For drivers under 18, use of all personal communication devices such as cell phones and pagers is not allowed while the vehicle is in motion. The use of a global positioning system is allowed, but manually entering information must be completed while the vehicle is stopped. Emergency and public safety vehicles are exempt when the use of a personal communication device is essential to the operator’s official duties.
In December 2009, Gov. Beshear launched his Eyes on the Road effort – an executive order prohibiting text messaging by state employees who are driving government-owned vehicles. In April 2010, Gov. Steve Beshear signed the law banning texting for all drivers and cell phone use for drivers under 18.

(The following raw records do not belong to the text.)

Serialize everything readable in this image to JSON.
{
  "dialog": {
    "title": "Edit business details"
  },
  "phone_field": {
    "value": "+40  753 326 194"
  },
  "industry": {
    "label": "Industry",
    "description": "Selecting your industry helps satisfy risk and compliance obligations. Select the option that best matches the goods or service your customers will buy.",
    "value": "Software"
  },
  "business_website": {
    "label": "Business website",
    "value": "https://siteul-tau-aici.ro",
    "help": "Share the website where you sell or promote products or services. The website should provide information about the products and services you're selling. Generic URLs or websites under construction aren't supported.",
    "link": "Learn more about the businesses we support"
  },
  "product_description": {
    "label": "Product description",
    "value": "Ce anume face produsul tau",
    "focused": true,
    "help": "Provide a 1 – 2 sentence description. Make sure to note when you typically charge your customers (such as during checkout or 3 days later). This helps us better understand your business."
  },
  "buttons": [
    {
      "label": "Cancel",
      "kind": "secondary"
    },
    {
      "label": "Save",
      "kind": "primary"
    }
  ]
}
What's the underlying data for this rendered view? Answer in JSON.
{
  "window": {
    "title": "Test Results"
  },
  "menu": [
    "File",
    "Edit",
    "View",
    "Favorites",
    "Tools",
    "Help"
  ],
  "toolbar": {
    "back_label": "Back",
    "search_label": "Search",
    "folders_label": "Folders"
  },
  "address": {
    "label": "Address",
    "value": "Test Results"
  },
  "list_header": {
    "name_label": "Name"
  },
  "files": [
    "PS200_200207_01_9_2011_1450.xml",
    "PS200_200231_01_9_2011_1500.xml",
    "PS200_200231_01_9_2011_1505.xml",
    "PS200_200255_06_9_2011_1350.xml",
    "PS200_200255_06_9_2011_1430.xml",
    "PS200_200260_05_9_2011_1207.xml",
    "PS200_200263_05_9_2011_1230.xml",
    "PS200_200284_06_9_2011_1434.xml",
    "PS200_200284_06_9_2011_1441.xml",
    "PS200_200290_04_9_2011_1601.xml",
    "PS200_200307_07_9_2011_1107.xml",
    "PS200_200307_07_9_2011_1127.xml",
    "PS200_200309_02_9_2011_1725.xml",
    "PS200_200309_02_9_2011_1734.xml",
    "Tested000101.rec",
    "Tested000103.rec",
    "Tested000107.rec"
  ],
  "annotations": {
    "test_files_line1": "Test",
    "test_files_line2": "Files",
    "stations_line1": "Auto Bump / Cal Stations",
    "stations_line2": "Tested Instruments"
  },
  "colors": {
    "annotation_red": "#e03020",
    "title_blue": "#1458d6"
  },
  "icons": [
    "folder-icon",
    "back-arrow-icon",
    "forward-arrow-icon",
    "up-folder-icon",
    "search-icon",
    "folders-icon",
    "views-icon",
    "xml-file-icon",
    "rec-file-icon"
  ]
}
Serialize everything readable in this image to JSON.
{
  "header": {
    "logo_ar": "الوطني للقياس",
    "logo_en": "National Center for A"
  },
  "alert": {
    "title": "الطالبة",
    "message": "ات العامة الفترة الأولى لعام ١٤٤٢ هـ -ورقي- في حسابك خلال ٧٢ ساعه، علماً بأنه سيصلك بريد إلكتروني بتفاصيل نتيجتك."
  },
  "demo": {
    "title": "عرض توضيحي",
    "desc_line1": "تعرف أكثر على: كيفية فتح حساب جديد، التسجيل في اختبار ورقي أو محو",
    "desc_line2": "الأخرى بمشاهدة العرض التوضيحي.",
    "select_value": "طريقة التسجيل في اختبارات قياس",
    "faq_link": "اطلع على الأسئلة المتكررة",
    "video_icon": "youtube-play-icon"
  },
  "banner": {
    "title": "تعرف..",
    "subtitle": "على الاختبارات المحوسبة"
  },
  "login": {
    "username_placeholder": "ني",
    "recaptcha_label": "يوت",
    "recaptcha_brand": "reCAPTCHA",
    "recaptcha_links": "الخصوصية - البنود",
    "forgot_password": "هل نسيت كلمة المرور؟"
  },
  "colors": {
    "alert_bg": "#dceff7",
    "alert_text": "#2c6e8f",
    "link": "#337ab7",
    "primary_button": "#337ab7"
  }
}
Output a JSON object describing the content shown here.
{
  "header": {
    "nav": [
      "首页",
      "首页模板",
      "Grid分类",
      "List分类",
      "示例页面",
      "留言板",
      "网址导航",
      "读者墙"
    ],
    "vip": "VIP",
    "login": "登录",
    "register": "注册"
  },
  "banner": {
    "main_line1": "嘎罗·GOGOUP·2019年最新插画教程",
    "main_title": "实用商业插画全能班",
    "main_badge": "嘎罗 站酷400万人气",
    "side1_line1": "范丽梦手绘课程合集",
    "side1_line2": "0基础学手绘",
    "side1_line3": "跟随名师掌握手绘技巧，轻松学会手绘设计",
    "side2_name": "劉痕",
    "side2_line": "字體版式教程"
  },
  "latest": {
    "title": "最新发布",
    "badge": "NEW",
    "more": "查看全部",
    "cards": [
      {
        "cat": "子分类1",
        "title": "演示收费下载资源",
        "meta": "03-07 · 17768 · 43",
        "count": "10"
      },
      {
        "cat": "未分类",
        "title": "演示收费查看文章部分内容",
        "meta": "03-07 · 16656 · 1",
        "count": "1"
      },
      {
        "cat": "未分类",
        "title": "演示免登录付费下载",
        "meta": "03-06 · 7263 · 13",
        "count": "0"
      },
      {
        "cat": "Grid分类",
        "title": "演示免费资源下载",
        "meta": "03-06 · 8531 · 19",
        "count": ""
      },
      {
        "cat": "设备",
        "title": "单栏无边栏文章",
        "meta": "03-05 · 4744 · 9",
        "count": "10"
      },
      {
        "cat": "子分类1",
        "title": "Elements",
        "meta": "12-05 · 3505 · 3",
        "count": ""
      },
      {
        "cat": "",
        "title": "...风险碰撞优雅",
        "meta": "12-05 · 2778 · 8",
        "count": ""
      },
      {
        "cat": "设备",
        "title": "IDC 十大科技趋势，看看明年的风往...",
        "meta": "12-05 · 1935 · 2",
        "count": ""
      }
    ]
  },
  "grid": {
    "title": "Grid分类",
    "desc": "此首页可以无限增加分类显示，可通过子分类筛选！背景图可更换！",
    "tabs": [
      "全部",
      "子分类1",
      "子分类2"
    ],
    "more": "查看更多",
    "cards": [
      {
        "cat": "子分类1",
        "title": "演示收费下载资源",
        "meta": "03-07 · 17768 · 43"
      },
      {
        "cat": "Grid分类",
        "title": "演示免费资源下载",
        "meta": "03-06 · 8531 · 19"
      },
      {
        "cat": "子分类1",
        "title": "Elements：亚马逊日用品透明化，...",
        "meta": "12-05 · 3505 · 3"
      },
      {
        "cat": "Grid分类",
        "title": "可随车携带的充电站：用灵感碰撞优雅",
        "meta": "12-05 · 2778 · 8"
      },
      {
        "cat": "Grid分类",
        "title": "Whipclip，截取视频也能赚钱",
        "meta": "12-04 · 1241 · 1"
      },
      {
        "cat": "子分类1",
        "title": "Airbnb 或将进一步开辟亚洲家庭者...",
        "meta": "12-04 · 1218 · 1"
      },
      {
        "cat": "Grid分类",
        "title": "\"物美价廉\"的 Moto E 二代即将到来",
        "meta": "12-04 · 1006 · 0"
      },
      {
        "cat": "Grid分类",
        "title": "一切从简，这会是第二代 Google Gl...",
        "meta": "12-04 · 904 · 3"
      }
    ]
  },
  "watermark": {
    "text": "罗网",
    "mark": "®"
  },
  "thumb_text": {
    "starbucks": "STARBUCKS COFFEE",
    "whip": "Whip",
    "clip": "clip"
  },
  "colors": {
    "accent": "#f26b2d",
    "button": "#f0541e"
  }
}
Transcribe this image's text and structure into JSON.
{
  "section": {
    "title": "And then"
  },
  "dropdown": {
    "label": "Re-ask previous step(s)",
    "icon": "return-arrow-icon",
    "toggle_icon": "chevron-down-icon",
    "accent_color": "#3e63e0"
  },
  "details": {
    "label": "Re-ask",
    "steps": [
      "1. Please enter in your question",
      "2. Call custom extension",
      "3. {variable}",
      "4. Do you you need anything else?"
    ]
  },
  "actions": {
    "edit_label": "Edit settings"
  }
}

Law enforcement officers will issue warnings until Jan. 1, 2011. On or after Jan. 1, violators will be liable for fines of $25 on a first offense and $50 on each subsequent offense.
“Even though our total number of fatalities for 2009 was less than 2008, those killed in crashes resulting in distraction, inattention and cell phone use increased,” said Chuck Geveden, executive director of the Kentucky Office of Highway Safety. “This legislation is sure to save lives, prevent injuries and cut down on crashes across Kentucky.”
According to the National Highway Traffic Safety Administration, nearly 6,000 people died in 2008 in crashes involving distracted drivers, and more than a half million were injured. Inexperienced drivers under 20 years old have the highest proportion of distraction-related fatal crashes.